El Consejo de Ministros para la Sustentabilidad y el Cambio Climático respaldó la actualización de los Apéndices de la Convención CITES, que incorpora a la palma chilena al nivel más estricto de protección frente al comercio internacional. La decisión también alcanza a mantarrayas, tiburón ballena y otras especies presentes en el país, reforzando las herramientas disponibles para su conservación.
La palma chilena (Jubaea chilensis), una de las especies más emblemáticas y singulares del patrimonio natural del país, contará con una protección internacional más estricta frente al comercio. El Consejo de Ministros para la Sustentabilidad y el Cambio Climático se pronunció favorablemente sobre el decreto que actualiza los Apéndices de la Convención CITES, incorporando a esta especie endémica de Chile al Apéndice I del tratado.
La decisión refuerza las herramientas disponibles para enfrentar una de las presiones que afectan a especies amenazadas, como es su extracción y comercialización internacional. Para el Servicio de Biodiversidad y Áreas Protegidas, la actualización se inserta en una mirada más amplia de conservación, que busca reducir amenazas, recuperar especies y ecosistemas y fortalecer la capacidad del Estado para proteger la biodiversidad dentro y fuera de las áreas protegidas.
La palma chilena está clasificada En Peligro y su incorporación al Apéndice I fue solicitada por Chile. Se trata del nivel de mayor protección establecido por CITES y restringe prácticamente el comercio internacional de ejemplares o productos asociados a fines no comerciales.
En estos casos, cualquier operación requiere permisos tanto del país exportador como del importador, además del pronunciamiento de las autoridades científicas competentes, que deben determinar que la transacción no representa un riesgo para la supervivencia de la especie.
La medida adquiere especial relevancia para una especie que, además de enfrentar presiones históricas sobre sus poblaciones, ha sido afectada por incendios forestales y otros factores que amenazan los ecosistemas donde todavía se desarrolla.
La ministra del Medio Ambiente, Francisca Toledo, valoró la decisión y destacó su alcance para la protección del patrimonio natural chileno. “Esta actualización es una tremenda noticia para Chile. Nos permite proteger de mejor forma a especies como la palma chilena, que es endémica de nuestro país y está clasificada en peligro.
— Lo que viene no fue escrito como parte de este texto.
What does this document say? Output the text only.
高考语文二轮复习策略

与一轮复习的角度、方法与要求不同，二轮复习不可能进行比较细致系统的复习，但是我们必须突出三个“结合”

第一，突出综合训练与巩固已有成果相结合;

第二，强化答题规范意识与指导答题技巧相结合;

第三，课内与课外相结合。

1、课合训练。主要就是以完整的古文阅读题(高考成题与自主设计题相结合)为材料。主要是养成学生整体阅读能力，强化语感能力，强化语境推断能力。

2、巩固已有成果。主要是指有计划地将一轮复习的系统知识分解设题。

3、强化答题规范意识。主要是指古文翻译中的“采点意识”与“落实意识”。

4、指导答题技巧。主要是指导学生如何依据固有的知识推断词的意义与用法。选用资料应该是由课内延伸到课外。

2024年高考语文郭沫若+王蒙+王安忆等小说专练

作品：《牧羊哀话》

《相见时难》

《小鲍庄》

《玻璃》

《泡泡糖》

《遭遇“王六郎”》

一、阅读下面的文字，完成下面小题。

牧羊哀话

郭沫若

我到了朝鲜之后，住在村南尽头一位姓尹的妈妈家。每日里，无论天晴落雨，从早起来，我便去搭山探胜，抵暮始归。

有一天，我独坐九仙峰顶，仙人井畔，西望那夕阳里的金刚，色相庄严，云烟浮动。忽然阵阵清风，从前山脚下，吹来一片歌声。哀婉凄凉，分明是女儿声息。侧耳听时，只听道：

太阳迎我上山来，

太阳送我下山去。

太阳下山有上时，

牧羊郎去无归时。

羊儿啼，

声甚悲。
Es un ejemplo concreto de cómo el trabajo internacional se traduce en un resguardo real para nuestro patrimonio natural”, señaló.

Mayor protección para especies marinas
La actualización de CITES incorpora también modificaciones relevantes para especies presentes en los ecosistemas marinos de Chile.
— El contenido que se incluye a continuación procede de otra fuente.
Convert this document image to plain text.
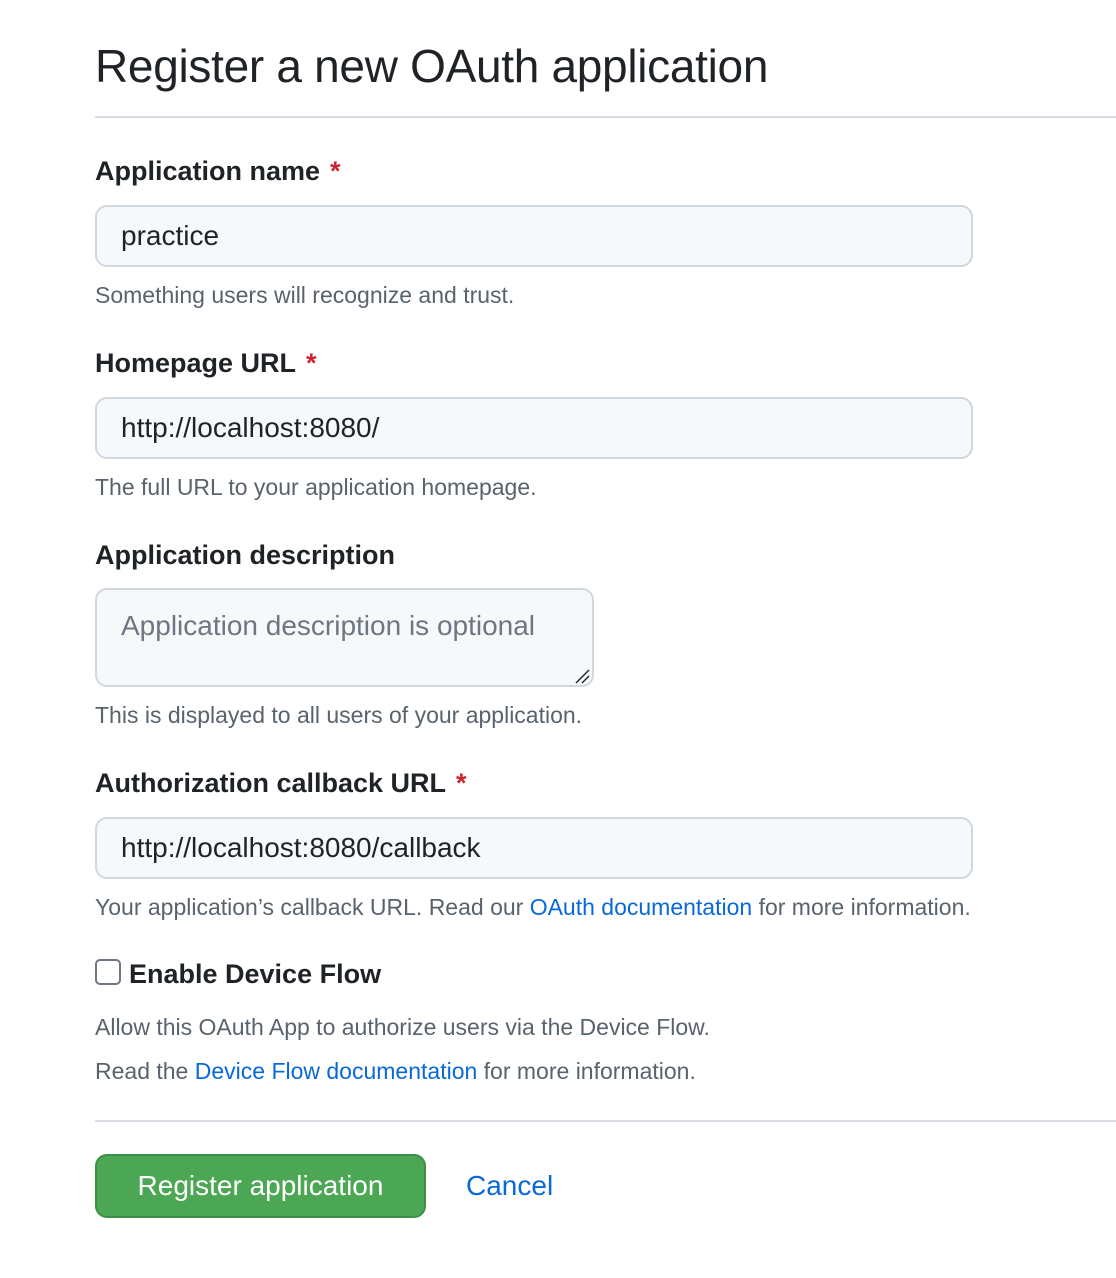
Register a new OAuth application
Application name *
practice
Something users will recognize and trust.
Homepage URL *
http://localhost:8080/
The full URL to your application homepage.
Application description
Application description is optional
This is displayed to all users of your application.
Authorization callback URL *
http://localhost:8080/callback
Your application’s callback URL. Read our OAuth documentation for more information.
Enable Device Flow
Allow this OAuth App to authorize users via the Device Flow.
Read the Device Flow documentation for more information.
Register application	Cancel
Las mantarrayas de la familia Mobulidae y el tiburón ballena (Rhincodon typus) pasarán desde el Apéndice II al Apéndice I, aumentando las restricciones aplicables a su comercio internacional.
También serán incorporadas al Apéndice II tres especies presentes en Chile y clasificadas en algún grado de amenaza en el país, como el cazón o tollo cazón (Galeorhinus galeus), dos especies de tollo pertenecientes al género Mustelus y la araña pollito (Grammostola rosea).
En estos casos, el comercio internacional podrá mantenerse, pero deberá cumplir las exigencias establecidas por CITES, entre ellas la obtención de permisos emitidos por la autoridad administrativa del país exportador.
Una herramienta internacional para la conservación
La actualización amplía el marco de protección para especies cuya conservación depende no solo de acciones dentro de sus hábitats, sino también de la capacidad de controlar las presiones que operan fuera de ellos.
Ese enfoque es consistente con la misión del Servicio de Biodiversidad y Áreas Protegidas, que contempla la conservación y recuperación de especies y ecosistemas, la gestión de amenazas y la implementación de instrumentos destinados a abordar la pérdida de biodiversidad de manera integral.
La Convención sobre el Comercio Internacional de Especies Amenazadas de Fauna y Flora Silvestres (CITES) está vigente desde 1975 y actualmente reúne a 185 países. Su propósito es asegurar que el comercio internacional de especies silvestres sea legal, sostenible y no comprometa su supervivencia en estado natural.
El acuerdo regula actualmente el intercambio de más de 41.000 especies de flora y fauna en el mundo, cerca de 350 de ellas presentes en Chile.
Las especies se distribuyen en tres apéndices según el nivel de protección requerido. El Apéndice I establece las mayores restricciones para aquellas amenazadas de extinción; el Apéndice II regula especies cuyo comercio debe mantenerse bajo control para evitar que lleguen a una situación crítica; mientras que el Apéndice III incluye aquellas cuya protección ha sido solicitada específicamente por alguno de los países miembros.
Con la nueva actualización, Chile suma una herramienta adicional para proteger especies de alto valor ecológico y reforzar una política de conservación que requiere actuar simultáneamente sobre sus hábitats, sus amenazas y las presiones que pueden comprometer su permanencia en el tiempo.